= Charles Adams (Manitoba politician) =

Canadian politician

Charles Adams (February 27, 1858 - April 2, 1931) was a harness maker and political figure in Manitoba. He represented Brandon City from 1893 to 1899 in the Legislative Assembly of Manitoba as a Liberal.

He was born in Norwich township, Canada West, the son of H.J. Adams, and was educated in Oxford County and at Dundas Collegiate Institute. He learned the harness-making trade from his father and began business in Oxford County. Adams married Clara Filey in 1877. In 1881, he moved to Manitoba, settling in Brandon. Adams served on Brandon town council and was mayor in 1887. He was elected to the Manitoba assembly in an 1893 by-election held after the results of the election in 1892 were declared void and then was elected again in an 1894 by-election. Adams was reelected in 1896 and then was defeated when he ran for reelection in 1899.
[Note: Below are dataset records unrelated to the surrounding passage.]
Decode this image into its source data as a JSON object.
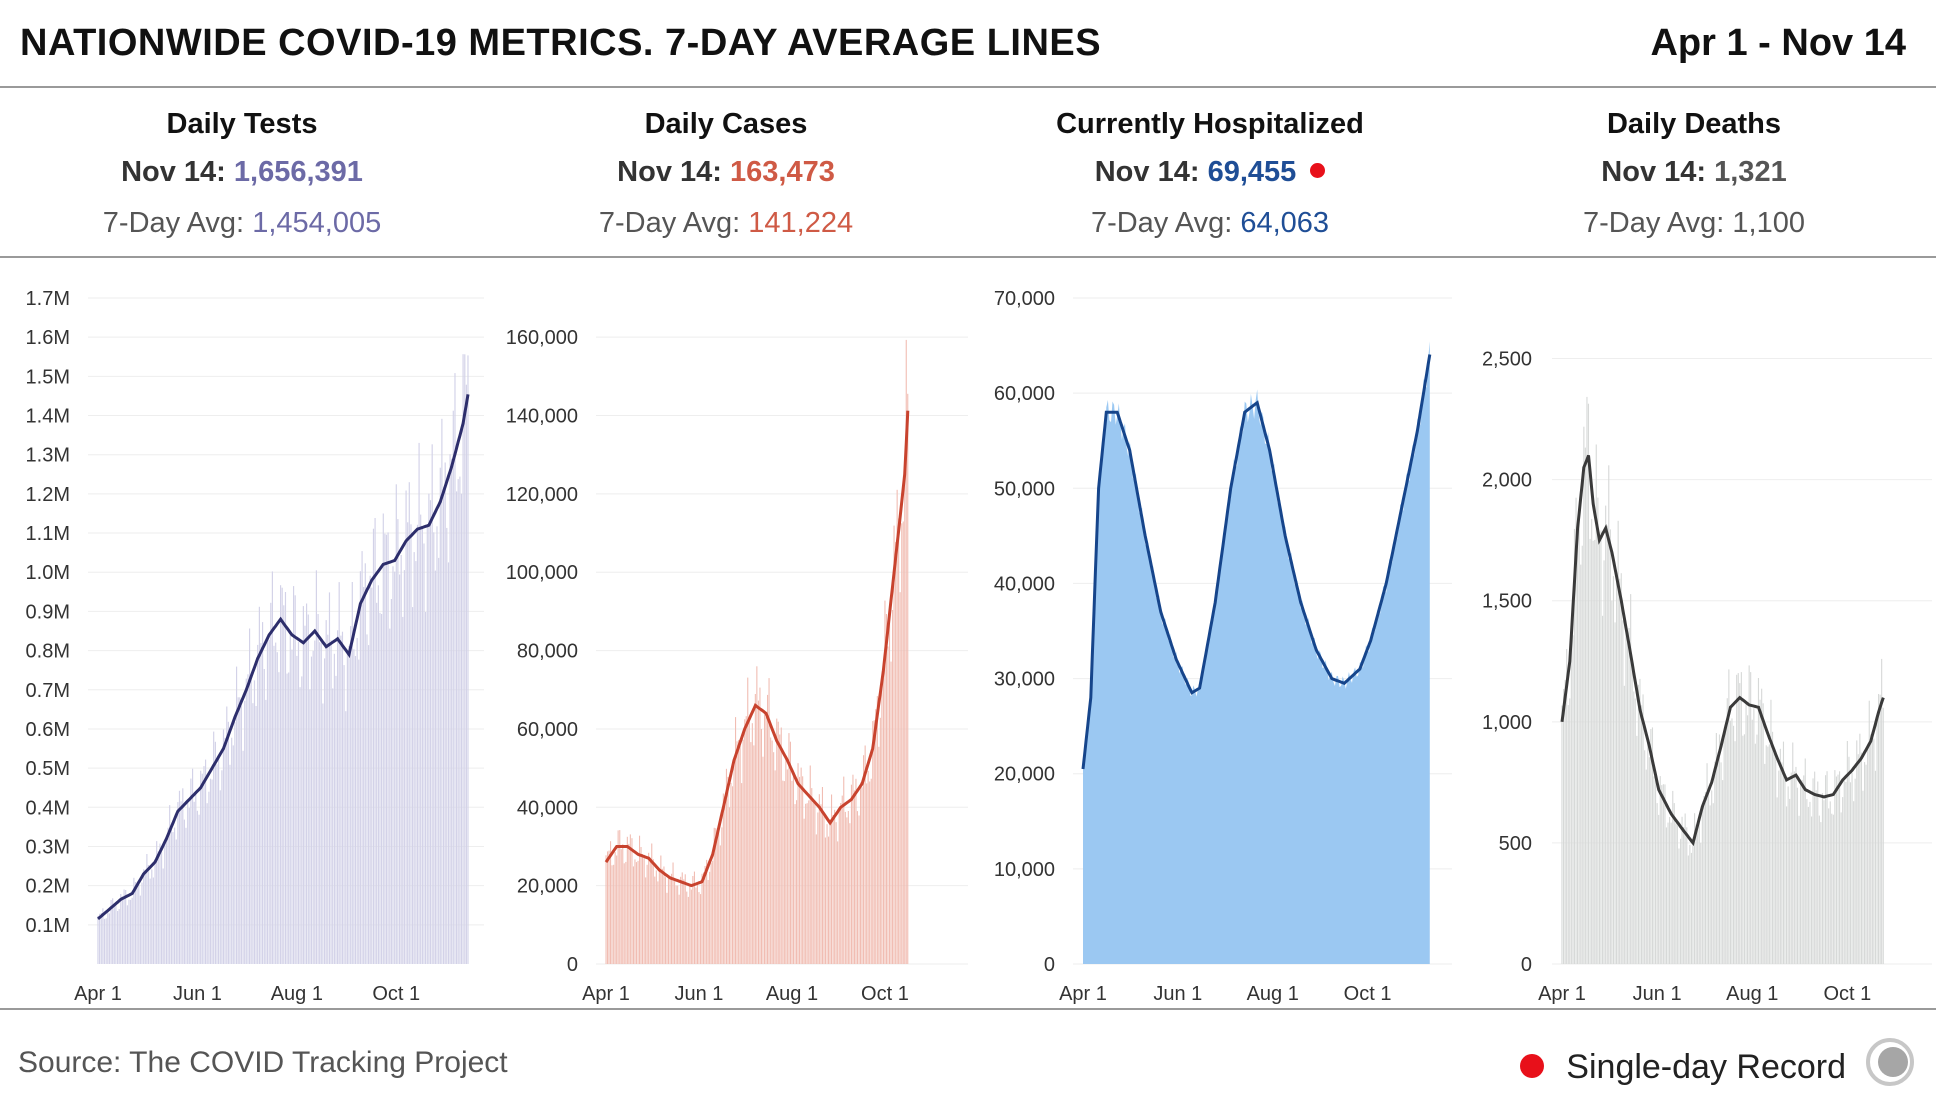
{
  "header": {
    "title": "NATIONWIDE COVID-19 METRICS. 7-DAY AVERAGE LINES",
    "date_range": "Apr 1 - Nov 14"
  },
  "metrics": [
    {
      "name": "Daily Tests",
      "date_label": "Nov 14:",
      "latest": "1,656,391",
      "avg_label": "7-Day Avg:",
      "avg": "1,454,005",
      "color": "#6c6aa6",
      "record": false
    },
    {
      "name": "Daily Cases",
      "date_label": "Nov 14:",
      "latest": "163,473",
      "avg_label": "7-Day Avg:",
      "avg": "141,224",
      "color": "#cf5a45",
      "record": false
    },
    {
      "name": "Currently Hospitalized",
      "date_label": "Nov 14:",
      "latest": "69,455",
      "avg_label": "7-Day Avg:",
      "avg": "64,063",
      "color": "#1f4e96",
      "record": true
    },
    {
      "name": "Daily Deaths",
      "date_label": "Nov 14:",
      "latest": "1,321",
      "avg_label": "7-Day Avg:",
      "avg": "1,100",
      "color": "#555555",
      "record": false
    }
  ],
  "chart_data": [
    {
      "type": "bar",
      "title": "Daily Tests",
      "xlabel": "",
      "ylabel": "",
      "x_ticks": [
        "Apr 1",
        "Jun 1",
        "Aug 1",
        "Oct 1"
      ],
      "x_tick_days": [
        0,
        61,
        122,
        183
      ],
      "y_ticks": [
        "0.1M",
        "0.2M",
        "0.3M",
        "0.4M",
        "0.5M",
        "0.6M",
        "0.7M",
        "0.8M",
        "0.9M",
        "1.0M",
        "1.1M",
        "1.2M",
        "1.3M",
        "1.4M",
        "1.5M",
        "1.6M",
        "1.7M"
      ],
      "ylim": [
        0,
        1700000
      ],
      "avg_anchors": [
        [
          0,
          115000
        ],
        [
          7,
          140000
        ],
        [
          14,
          165000
        ],
        [
          21,
          180000
        ],
        [
          28,
          230000
        ],
        [
          35,
          260000
        ],
        [
          42,
          320000
        ],
        [
          49,
          390000
        ],
        [
          56,
          420000
        ],
        [
          63,
          450000
        ],
        [
          70,
          500000
        ],
        [
          77,
          550000
        ],
        [
          84,
          630000
        ],
        [
          91,
          700000
        ],
        [
          98,
          780000
        ],
        [
          105,
          840000
        ],
        [
          112,
          880000
        ],
        [
          119,
          840000
        ],
        [
          126,
          820000
        ],
        [
          133,
          850000
        ],
        [
          140,
          810000
        ],
        [
          147,
          830000
        ],
        [
          154,
          790000
        ],
        [
          161,
          920000
        ],
        [
          168,
          980000
        ],
        [
          175,
          1020000
        ],
        [
          182,
          1030000
        ],
        [
          189,
          1080000
        ],
        [
          196,
          1110000
        ],
        [
          203,
          1120000
        ],
        [
          210,
          1180000
        ],
        [
          217,
          1270000
        ],
        [
          224,
          1380000
        ],
        [
          227,
          1454005
        ]
      ],
      "bar_color": "#d3d2e8",
      "line_color": "#2d2e6c"
    },
    {
      "type": "bar",
      "title": "Daily Cases",
      "xlabel": "",
      "ylabel": "",
      "x_ticks": [
        "Apr 1",
        "Jun 1",
        "Aug 1",
        "Oct 1"
      ],
      "x_tick_days": [
        0,
        61,
        122,
        183
      ],
      "y_ticks": [
        "0",
        "20,000",
        "40,000",
        "60,000",
        "80,000",
        "100,000",
        "120,000",
        "140,000",
        "160,000"
      ],
      "ylim": [
        0,
        170000
      ],
      "avg_anchors": [
        [
          0,
          26000
        ],
        [
          7,
          30000
        ],
        [
          14,
          30000
        ],
        [
          21,
          28000
        ],
        [
          28,
          27000
        ],
        [
          35,
          24000
        ],
        [
          42,
          22000
        ],
        [
          49,
          21000
        ],
        [
          56,
          20000
        ],
        [
          63,
          21000
        ],
        [
          70,
          28000
        ],
        [
          77,
          40000
        ],
        [
          84,
          52000
        ],
        [
          91,
          60000
        ],
        [
          98,
          66000
        ],
        [
          105,
          64000
        ],
        [
          112,
          57000
        ],
        [
          119,
          52000
        ],
        [
          126,
          46000
        ],
        [
          133,
          43000
        ],
        [
          140,
          40000
        ],
        [
          147,
          36000
        ],
        [
          154,
          40000
        ],
        [
          161,
          42000
        ],
        [
          168,
          46000
        ],
        [
          175,
          55000
        ],
        [
          182,
          75000
        ],
        [
          189,
          100000
        ],
        [
          196,
          125000
        ],
        [
          198,
          141224
        ]
      ],
      "bar_color": "#f1bdb3",
      "line_color": "#c8432e"
    },
    {
      "type": "area",
      "title": "Currently Hospitalized",
      "xlabel": "",
      "ylabel": "",
      "x_ticks": [
        "Apr 1",
        "Jun 1",
        "Aug 1",
        "Oct 1"
      ],
      "x_tick_days": [
        0,
        61,
        122,
        183
      ],
      "y_ticks": [
        "0",
        "10,000",
        "20,000",
        "30,000",
        "40,000",
        "50,000",
        "60,000",
        "70,000"
      ],
      "ylim": [
        0,
        70000
      ],
      "avg_anchors": [
        [
          0,
          20500
        ],
        [
          5,
          28000
        ],
        [
          10,
          50000
        ],
        [
          15,
          58000
        ],
        [
          22,
          58000
        ],
        [
          30,
          54000
        ],
        [
          40,
          45000
        ],
        [
          50,
          37000
        ],
        [
          60,
          32000
        ],
        [
          70,
          28500
        ],
        [
          75,
          29000
        ],
        [
          85,
          38000
        ],
        [
          95,
          50000
        ],
        [
          104,
          58000
        ],
        [
          112,
          59000
        ],
        [
          120,
          54000
        ],
        [
          130,
          45000
        ],
        [
          140,
          38000
        ],
        [
          150,
          33000
        ],
        [
          160,
          30000
        ],
        [
          168,
          29500
        ],
        [
          178,
          31000
        ],
        [
          185,
          34000
        ],
        [
          195,
          40000
        ],
        [
          205,
          48000
        ],
        [
          215,
          56000
        ],
        [
          223,
          64063
        ]
      ],
      "bar_color": "#9bc8f2",
      "line_color": "#16458b"
    },
    {
      "type": "bar",
      "title": "Daily Deaths",
      "xlabel": "",
      "ylabel": "",
      "x_ticks": [
        "Apr 1",
        "Jun 1",
        "Aug 1",
        "Oct 1"
      ],
      "x_tick_days": [
        0,
        61,
        122,
        183
      ],
      "y_ticks": [
        "0",
        "500",
        "1,000",
        "1,500",
        "2,000",
        "2,500"
      ],
      "ylim": [
        0,
        2750
      ],
      "avg_anchors": [
        [
          0,
          1000
        ],
        [
          5,
          1250
        ],
        [
          10,
          1800
        ],
        [
          14,
          2050
        ],
        [
          17,
          2100
        ],
        [
          20,
          1900
        ],
        [
          24,
          1750
        ],
        [
          28,
          1800
        ],
        [
          32,
          1700
        ],
        [
          38,
          1500
        ],
        [
          44,
          1280
        ],
        [
          50,
          1050
        ],
        [
          56,
          900
        ],
        [
          62,
          720
        ],
        [
          70,
          620
        ],
        [
          78,
          550
        ],
        [
          84,
          500
        ],
        [
          90,
          650
        ],
        [
          96,
          750
        ],
        [
          102,
          900
        ],
        [
          108,
          1060
        ],
        [
          114,
          1100
        ],
        [
          120,
          1070
        ],
        [
          126,
          1060
        ],
        [
          132,
          950
        ],
        [
          138,
          850
        ],
        [
          144,
          760
        ],
        [
          150,
          780
        ],
        [
          156,
          720
        ],
        [
          162,
          700
        ],
        [
          168,
          690
        ],
        [
          174,
          700
        ],
        [
          180,
          760
        ],
        [
          186,
          800
        ],
        [
          192,
          850
        ],
        [
          198,
          920
        ],
        [
          203,
          1040
        ],
        [
          206,
          1100
        ]
      ],
      "bar_color": "#d7d9d8",
      "line_color": "#3a3a3a"
    }
  ],
  "footer": {
    "source": "Source: The COVID Tracking Project",
    "legend_label": "Single-day Record",
    "record_color": "#e8101a"
  }
}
The Adams Brothers Harness Company later moved its headquarters to Toronto and had branch offices in Winnipeg, Saskatoon, Edmonton and Calgary. Adams served as president and general manager of the company.

He died of arteriosclerosis at his home in Toronto at the age of 73.

The Adams Brothers Harness Manufacturing Company Building in Toronto has been designed as a heritage building under the Ontario Heritage Act.